Le Rhône et ses affluents, avec la structure végétale qui les accompagne, forment la charpente bleue-verte, véritable colonne vertébrale du paysage du Valais.
1- La Charpente
Consolider la charpente paysagère
Le réseau hydrologique cantonal constitué du Léman, du Rhône et de ses affluents, avec la structure végétale qui l’accompagne, forment la charpente bleue-verte. La continuité de cette charpente doit être renforcée. Elle contribue à la mise en réseau et à la conservation des milieux naturels à l’échelle cantonale, intercantonale et transfrontalière.
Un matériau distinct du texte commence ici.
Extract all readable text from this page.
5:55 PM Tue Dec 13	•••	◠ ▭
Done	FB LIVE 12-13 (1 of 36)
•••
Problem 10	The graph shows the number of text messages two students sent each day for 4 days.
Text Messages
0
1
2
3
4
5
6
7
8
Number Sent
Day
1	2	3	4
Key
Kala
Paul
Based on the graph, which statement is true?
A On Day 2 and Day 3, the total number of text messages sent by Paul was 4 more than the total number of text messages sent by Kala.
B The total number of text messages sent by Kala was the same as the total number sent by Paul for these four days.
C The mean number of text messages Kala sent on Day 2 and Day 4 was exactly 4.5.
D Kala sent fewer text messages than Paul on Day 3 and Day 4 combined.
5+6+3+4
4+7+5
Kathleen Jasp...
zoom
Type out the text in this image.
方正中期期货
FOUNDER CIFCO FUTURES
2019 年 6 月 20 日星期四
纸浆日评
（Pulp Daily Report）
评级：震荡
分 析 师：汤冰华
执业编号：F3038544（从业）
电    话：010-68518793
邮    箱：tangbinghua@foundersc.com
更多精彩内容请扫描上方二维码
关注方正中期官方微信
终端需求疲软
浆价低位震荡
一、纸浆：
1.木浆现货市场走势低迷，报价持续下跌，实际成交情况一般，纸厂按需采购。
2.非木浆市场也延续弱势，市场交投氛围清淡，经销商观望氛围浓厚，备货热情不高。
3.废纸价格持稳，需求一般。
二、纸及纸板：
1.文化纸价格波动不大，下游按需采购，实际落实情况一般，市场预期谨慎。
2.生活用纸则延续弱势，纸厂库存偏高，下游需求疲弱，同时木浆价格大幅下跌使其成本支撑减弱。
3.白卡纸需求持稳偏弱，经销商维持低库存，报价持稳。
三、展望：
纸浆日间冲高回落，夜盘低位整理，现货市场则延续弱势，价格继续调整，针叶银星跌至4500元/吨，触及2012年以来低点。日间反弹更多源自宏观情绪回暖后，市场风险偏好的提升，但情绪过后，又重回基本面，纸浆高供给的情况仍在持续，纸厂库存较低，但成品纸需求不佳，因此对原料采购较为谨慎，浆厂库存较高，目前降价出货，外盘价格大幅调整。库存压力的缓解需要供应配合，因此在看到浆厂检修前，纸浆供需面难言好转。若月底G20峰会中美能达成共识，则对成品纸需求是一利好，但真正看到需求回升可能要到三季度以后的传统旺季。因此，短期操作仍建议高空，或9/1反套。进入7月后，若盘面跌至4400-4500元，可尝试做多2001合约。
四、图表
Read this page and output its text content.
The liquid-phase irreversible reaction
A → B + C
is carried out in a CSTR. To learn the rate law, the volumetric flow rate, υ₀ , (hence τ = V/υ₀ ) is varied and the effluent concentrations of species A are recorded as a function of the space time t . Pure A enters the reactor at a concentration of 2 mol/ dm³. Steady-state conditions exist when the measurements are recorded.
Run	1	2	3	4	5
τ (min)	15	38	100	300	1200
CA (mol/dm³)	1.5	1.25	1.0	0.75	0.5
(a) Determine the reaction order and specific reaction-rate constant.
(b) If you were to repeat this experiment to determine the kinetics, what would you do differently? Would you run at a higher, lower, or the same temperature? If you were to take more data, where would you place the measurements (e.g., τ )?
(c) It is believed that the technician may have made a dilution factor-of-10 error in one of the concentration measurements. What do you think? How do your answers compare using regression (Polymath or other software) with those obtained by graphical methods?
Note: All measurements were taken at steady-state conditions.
Les abords des cours d’eau sont également souvent propices au développement des itinéraires de mobilité douce et constituent des lieux de ressourcement privilégiés pour la population.
2- La Diversité
Prendre en compte la diversité des grands paysages
Le Valais recèle d’une grande richesse de paysages. Cette particularité résulte de la diversité géologique du canton, de sa topographie mouvementée et contrastée, de ses différences d’altitudes marquées, mais aussi des pratiques agricoles, des formes d’habitat et des modes de construire particuliers à chaque région. Cette diversité, qui contribue à la biodiversité, à la qualité de vie, au sentiment d’appartenance et à l’attractivité économique, doit être maintenue et valorisée.
3- L’Évolution
Soigner les zones de transition – les franges – entre les grands paysages
Le paysage est en perpétuelle évolution. Il se transforme au gré des saisons, des changements climatiques et des activités humaines. Certains paysages avancent : pression de l’urbanisation en plaine, avancée de la forêt en montagne. D’autres reculent : déprise agricole, fonte des glaciers. Il en résulte des zones de transition souvent peu définies et ayant peu de qualité. Traiter ces franges avec soin est important pour améliorer la qualité paysagère.
4- L’Équilibre
Tenir compte des espaces ouverts et de la qualité du bâti, en particulier au niveau local
Pour favoriser un développement équilibré du territoire, la planification d’espaces ouverts est importante à l’échelle locale. Ces espaces peuvent prendre différentes formes, comme un bisse dans le vignoble, une place dans un village ou une voie verte au sein d’une agglomération. Ces espaces, lorsqu’ils sont de qualité, offrent un habitat pour la biodiversité, une meilleure régulation des effets du changement climatique et un cadre de vie attractif pour la population et les entreprises.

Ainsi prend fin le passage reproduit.